China's "Long March to the Moon" has placed a lander and a rover on the moon. The Chang'e-3 lander and her accompanying Yutu or "Jade Rabbit" rover arrived inside the right eye of the "Man in the Moon" this evening at 9:00PM Beijing time. This marks the first time in more than 40 years anyone has performed a soft lunar landing. All sources point to a successful deployment for the robot visitors.
The Chang'e-3 lander launched from the surface of Earth about two weeks ago. Its payload included an array of instruments for gathering data about the moon and the surrounding spacescape, including an ultraviolet telescope for stargazing. Upon lunar approach, the lander tilted, threw on the reverse thrusters, and set itself down without incident. The hatch opened and out rolled Jade Rabbit.

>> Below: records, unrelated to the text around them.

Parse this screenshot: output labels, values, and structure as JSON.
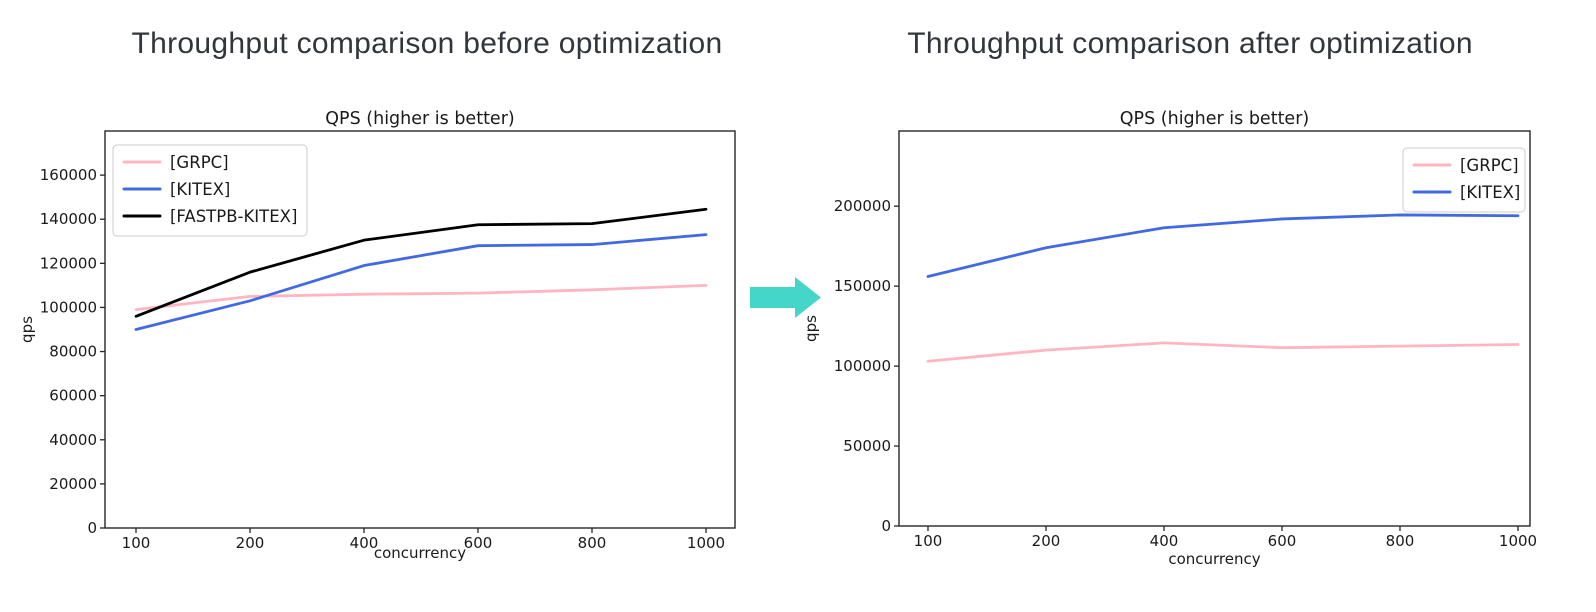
{
  "headings": {
    "before": "Throughput comparison before optimization",
    "after": "Throughput comparison after optimization"
  },
  "arrow": {
    "icon": "right-arrow-icon",
    "color": "#45d6ca"
  },
  "chart_data": [
    {
      "id": "before",
      "type": "line",
      "title": "QPS (higher is better)",
      "xlabel": "concurrency",
      "ylabel": "qps",
      "categories": [
        "100",
        "200",
        "400",
        "600",
        "800",
        "1000"
      ],
      "series": [
        {
          "name": "[GRPC]",
          "color": "#ffb6c1",
          "values": [
            99000,
            105000,
            106000,
            106500,
            108000,
            110000
          ]
        },
        {
          "name": "[KITEX]",
          "color": "#4169e1",
          "values": [
            90000,
            103000,
            119000,
            128000,
            128500,
            133000
          ]
        },
        {
          "name": "[FASTPB-KITEX]",
          "color": "#000000",
          "values": [
            96000,
            116000,
            130500,
            137500,
            138000,
            144500
          ]
        }
      ],
      "ylim": [
        0,
        180000
      ],
      "yticks": [
        0,
        20000,
        40000,
        60000,
        80000,
        100000,
        120000,
        140000,
        160000
      ],
      "legend_position": "upper-left",
      "grid": false
    },
    {
      "id": "after",
      "type": "line",
      "title": "QPS (higher is better)",
      "xlabel": "concurrency",
      "ylabel": "qps",
      "categories": [
        "100",
        "200",
        "400",
        "600",
        "800",
        "1000"
      ],
      "series": [
        {
          "name": "[GRPC]",
          "color": "#ffb6c1",
          "values": [
            103000,
            110000,
            114500,
            111500,
            112500,
            113500
          ]
        },
        {
          "name": "[KITEX]",
          "color": "#4169e1",
          "values": [
            156000,
            174000,
            186500,
            192000,
            194500,
            194000
          ]
        }
      ],
      "ylim": [
        0,
        247000
      ],
      "yticks": [
        0,
        50000,
        100000,
        150000,
        200000
      ],
      "legend_position": "upper-right",
      "grid": false
    }
  ]
}
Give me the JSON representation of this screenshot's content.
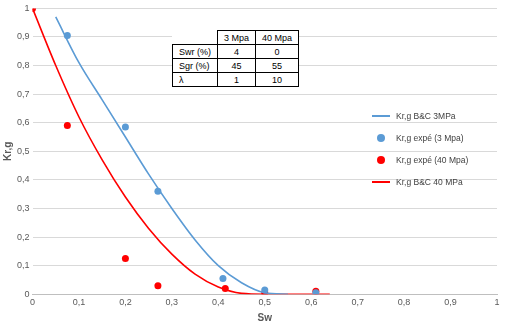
{
  "chart_data": {
    "type": "scatter",
    "x_label": "Sw",
    "y_label": "Kr,g",
    "xlim": [
      0,
      1
    ],
    "ylim": [
      0,
      1
    ],
    "xticks": [
      0,
      {
        "value": 0.1,
        "label": "0,1"
      },
      {
        "value": 0.2,
        "label": "0,2"
      },
      {
        "value": 0.3,
        "label": "0,3"
      },
      {
        "value": 0.4,
        "label": "0,4"
      },
      {
        "value": 0.5,
        "label": "0,5"
      },
      {
        "value": 0.6,
        "label": "0,6"
      },
      {
        "value": 0.7,
        "label": "0,7"
      },
      {
        "value": 0.8,
        "label": "0,8"
      },
      {
        "value": 0.9,
        "label": "0,9"
      },
      1
    ],
    "yticks": [
      0,
      {
        "value": 0.1,
        "label": "0,1"
      },
      {
        "value": 0.2,
        "label": "0,2"
      },
      {
        "value": 0.3,
        "label": "0,3"
      },
      {
        "value": 0.4,
        "label": "0,4"
      },
      {
        "value": 0.5,
        "label": "0,5"
      },
      {
        "value": 0.6,
        "label": "0,6"
      },
      {
        "value": 0.7,
        "label": "0,7"
      },
      {
        "value": 0.8,
        "label": "0,8"
      },
      {
        "value": 0.9,
        "label": "0,9"
      },
      1
    ],
    "grid": true,
    "legend": "right",
    "series": [
      {
        "name": "Kr,g B&C 3MPa",
        "type": "line",
        "marker": "none",
        "line_style": "solid",
        "color": "#5b9bd5",
        "x": [
          0.05,
          0.1,
          0.15,
          0.2,
          0.25,
          0.3,
          0.35,
          0.4,
          0.45,
          0.5,
          0.55
        ],
        "values": [
          0.97,
          0.81,
          0.68,
          0.55,
          0.42,
          0.3,
          0.19,
          0.1,
          0.04,
          0.005,
          0
        ]
      },
      {
        "name": "Kr,g expé (3 Mpa)",
        "type": "scatter",
        "marker": "circle",
        "color": "#5b9bd5",
        "x": [
          0.075,
          0.2,
          0.27,
          0.41,
          0.5,
          0.61
        ],
        "values": [
          0.905,
          0.585,
          0.36,
          0.055,
          0.015,
          0.005
        ]
      },
      {
        "name": "Kr,g expé (40 Mpa)",
        "type": "scatter",
        "marker": "circle",
        "color": "#ff0000",
        "x": [
          0,
          0.075,
          0.2,
          0.27,
          0.415,
          0.5,
          0.61
        ],
        "values": [
          1,
          0.59,
          0.125,
          0.03,
          0.02,
          0.005,
          0.01
        ]
      },
      {
        "name": "Kr,g B&C 40 MPa",
        "type": "line",
        "marker": "none",
        "line_style": "solid",
        "color": "#ff0000",
        "x": [
          0,
          0.05,
          0.1,
          0.15,
          0.2,
          0.25,
          0.3,
          0.35,
          0.4,
          0.45,
          0.5,
          0.55,
          0.6,
          0.64
        ],
        "values": [
          1,
          0.8,
          0.62,
          0.47,
          0.34,
          0.23,
          0.14,
          0.07,
          0.025,
          0.003,
          0,
          0,
          0,
          0
        ]
      }
    ]
  },
  "table": {
    "header": [
      "3 Mpa",
      "40 Mpa"
    ],
    "rows": [
      {
        "label": "Swr (%)",
        "values": [
          4,
          0
        ]
      },
      {
        "label": "Sgr (%)",
        "values": [
          45,
          55
        ]
      },
      {
        "label": "λ",
        "values": [
          1,
          10
        ]
      }
    ]
  }
}
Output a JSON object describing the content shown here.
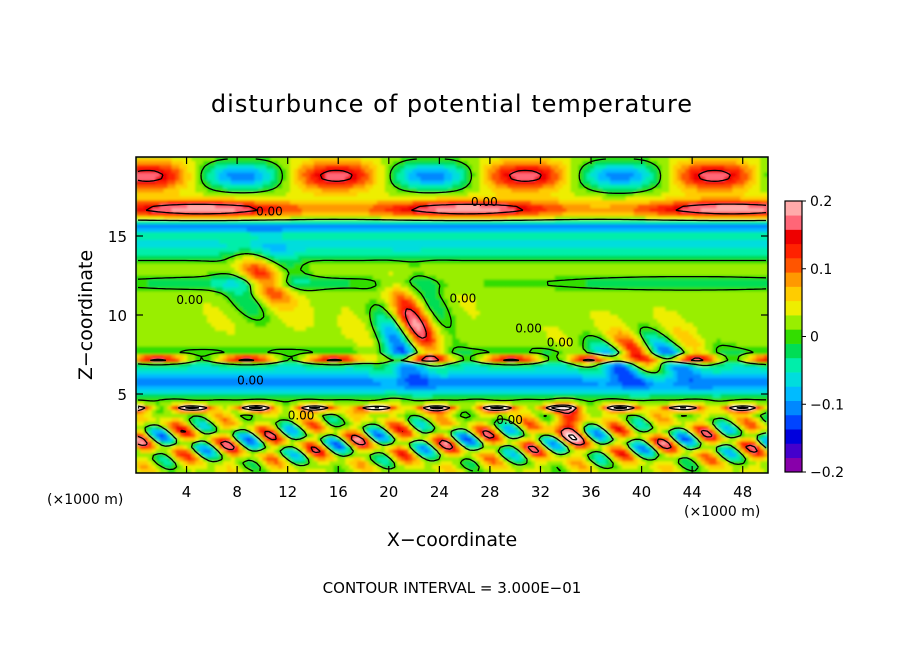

The rover is a six-wheeled, solar-powered, 260-pound vehicle equipped with a variety of sensors. It will explore a three-mile radius around the lander. It will use radar, an alpha particle X-ray spectrometer and an infrared spectrometer to peek 30 feet deep inside the moon's crust to look for mine-able minerals. Jade Rabbit will take vacation pictures and video for the duration. The lander and the rover (artist rendering above) are expected to snap buddy pics of each other tomorrow, Sunday.
Chang'e is the name of a goddess who flew to the moon in Chinese mythology, and Jade Rabbit is Chang'e's moon pet. In an interesting bit of spacefaring lore, NASA points out that Buzz Aldrin mentioned the goddess over the comm to Houston during the first human moon landing in 1969: "Okay. We'll keep a close eye out for the bunny girl."
The BBC reports that the Jade Rabbit moniker was chosen in a poll of 3.4 million participants. The success of this landing is a grand feather in the nation's cap: the only two countries ever to have put a rover on the moon are the US and the former USSR.